Finché c’è ignoranza, superstizione, credenza, ci sarà odio, ed è per questo che
libri come questo andrebbero letti e riletti, capiti e interiorizzati, fatti diventare
propri, per imparare il rispetto ed imparare anche ad assumersi le proprie
responsabilità. Non siamo isole nel mare, indipendenti gli uni dagli altri, ma
siamo costantemente in contatto tra di noi, anche con persone dall’altra parte
del mondo, con i social network. Ed è purtroppo anche a causa dei social se un
determinato atto denigratorio verso qualcuno o qualche categoria presupposta
da chi muove l’offesa diventi visibile a tutti, potenzialmente oggetto di
approvazioni di altri. Basta davvero poco per creare delle bestie, la Storia ce lo
dice, ce lo ha insegnato, ma noi sembriamo sempre ciechi, non riusciamo a
capire che stiamo sbagliando ancora, e ancora, e che continueremo a sbagliare
finché forse non coglieremo quello che il passato ha avuto da dirci.
E quando finalmente coglieremo il senso di quelle parole, allora ci renderemo
conto di quanto sangue inutile è stato versato; chi riesce già a comprendere
queste parole, sta già soffrendo.
Mi piace pensare che ci possa essere un tempo in cui l'uomo si possa redimere
dalla crudeltà che ha commesso in passato e che questo tempo possa essere
sempre, in ogni momento. Ogni forma di crudeltà e ingiustizia, causata
dall'ignoranza, dall'abuso del potere, dalla smania di grandezza, dalla necessità di
ottenere qualcosa. Sta a noi decidere quando l'uomo potrà finalmente
abbandonare la grettezza della violenza gratuita per vivere davvero: perchè
questo non è vivere. Da ateo ritengo che il Peccato Originale sia tutto ciò che
man mano ci stiamo portando dietro di nefasto, di ingiusto, e che questa colpa
non sia stata ancora espiata.
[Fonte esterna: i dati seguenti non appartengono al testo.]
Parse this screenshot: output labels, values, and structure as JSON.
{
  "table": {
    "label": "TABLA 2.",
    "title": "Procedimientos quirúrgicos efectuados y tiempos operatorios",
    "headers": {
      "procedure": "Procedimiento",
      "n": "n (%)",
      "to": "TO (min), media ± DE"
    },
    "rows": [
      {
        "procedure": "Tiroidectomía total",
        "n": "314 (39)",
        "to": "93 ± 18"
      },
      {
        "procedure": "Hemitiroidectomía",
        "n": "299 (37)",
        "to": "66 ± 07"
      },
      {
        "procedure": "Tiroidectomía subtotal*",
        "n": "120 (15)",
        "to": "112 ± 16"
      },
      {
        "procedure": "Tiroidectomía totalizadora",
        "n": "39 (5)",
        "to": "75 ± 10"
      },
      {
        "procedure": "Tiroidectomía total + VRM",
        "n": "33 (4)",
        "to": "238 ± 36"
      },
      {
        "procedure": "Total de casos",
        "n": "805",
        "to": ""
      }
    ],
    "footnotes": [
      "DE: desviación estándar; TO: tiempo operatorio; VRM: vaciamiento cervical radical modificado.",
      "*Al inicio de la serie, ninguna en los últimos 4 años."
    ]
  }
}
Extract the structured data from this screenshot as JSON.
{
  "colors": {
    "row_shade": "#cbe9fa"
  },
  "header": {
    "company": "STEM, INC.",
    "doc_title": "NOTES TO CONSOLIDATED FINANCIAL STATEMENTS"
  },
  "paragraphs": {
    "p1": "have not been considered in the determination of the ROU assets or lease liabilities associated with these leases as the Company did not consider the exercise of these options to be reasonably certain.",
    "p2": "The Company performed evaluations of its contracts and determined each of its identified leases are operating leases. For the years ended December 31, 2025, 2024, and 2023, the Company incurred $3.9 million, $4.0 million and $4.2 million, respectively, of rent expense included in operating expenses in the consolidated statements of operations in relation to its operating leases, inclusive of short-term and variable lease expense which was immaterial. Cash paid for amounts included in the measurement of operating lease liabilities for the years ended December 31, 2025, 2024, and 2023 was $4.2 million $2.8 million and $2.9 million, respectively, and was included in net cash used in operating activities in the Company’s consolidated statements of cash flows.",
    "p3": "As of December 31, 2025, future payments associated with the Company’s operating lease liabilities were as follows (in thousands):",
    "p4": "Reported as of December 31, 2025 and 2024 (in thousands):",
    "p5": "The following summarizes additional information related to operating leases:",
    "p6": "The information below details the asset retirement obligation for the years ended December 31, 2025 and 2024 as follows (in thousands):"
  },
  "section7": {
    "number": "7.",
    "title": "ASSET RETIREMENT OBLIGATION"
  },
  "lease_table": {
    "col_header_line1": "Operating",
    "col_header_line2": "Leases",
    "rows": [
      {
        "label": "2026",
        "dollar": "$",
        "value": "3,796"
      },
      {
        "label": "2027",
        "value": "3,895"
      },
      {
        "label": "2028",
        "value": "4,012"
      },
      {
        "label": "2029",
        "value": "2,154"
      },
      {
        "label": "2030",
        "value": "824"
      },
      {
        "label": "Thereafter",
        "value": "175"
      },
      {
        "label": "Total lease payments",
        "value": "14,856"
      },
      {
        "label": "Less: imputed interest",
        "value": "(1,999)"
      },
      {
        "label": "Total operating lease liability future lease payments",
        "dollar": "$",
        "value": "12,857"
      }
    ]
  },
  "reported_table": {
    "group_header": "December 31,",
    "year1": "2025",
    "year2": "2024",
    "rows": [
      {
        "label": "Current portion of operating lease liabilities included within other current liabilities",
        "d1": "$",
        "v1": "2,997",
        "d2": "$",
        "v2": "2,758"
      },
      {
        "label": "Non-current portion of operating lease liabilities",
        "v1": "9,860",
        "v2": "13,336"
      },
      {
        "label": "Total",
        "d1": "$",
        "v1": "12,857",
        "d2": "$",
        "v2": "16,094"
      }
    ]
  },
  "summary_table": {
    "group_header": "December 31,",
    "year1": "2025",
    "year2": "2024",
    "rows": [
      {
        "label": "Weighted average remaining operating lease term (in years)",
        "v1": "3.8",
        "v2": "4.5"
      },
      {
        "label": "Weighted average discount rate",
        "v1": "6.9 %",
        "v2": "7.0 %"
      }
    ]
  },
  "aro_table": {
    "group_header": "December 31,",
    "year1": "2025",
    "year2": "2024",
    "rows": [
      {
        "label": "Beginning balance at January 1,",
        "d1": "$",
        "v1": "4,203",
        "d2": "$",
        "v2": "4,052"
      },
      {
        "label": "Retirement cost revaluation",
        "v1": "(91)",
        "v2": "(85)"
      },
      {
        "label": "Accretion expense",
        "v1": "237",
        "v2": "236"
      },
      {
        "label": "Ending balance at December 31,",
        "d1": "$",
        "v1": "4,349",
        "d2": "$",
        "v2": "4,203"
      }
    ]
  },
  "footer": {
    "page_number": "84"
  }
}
Verrà il giudizio universale, ma verrà anche il
giudizio di ogni singola nostra vita, e saremo noi, proprio noi, nella vecchiaia, ad
un passo da abbandonare questo mondo, che ci volteremo indietro e vedremo
tutta la nostra vita scorrere davanti ai nostri occhi: solo lì ci renderemo conto di
aver vissuto per qualcosa, di aver fatto del bene, o di essere stati crudeli, spietati,
di non esserci mai pentiti e mortificati, o ancora di aver perso tempo in vita, di
non aver fatto nulla per impedire violenza gratuita, di non aver fatto del bene a
noi stessi e agli altri: come scriveva Seneca, "Non vixit iste, sed in vita moratus
est".

Un giorno ce ne renderemo conto, tutti, prima o poi. I freddi rimarranno tali, si


lasceranno scivolare di dosso il peso del passato, altri accuseranno il colpo.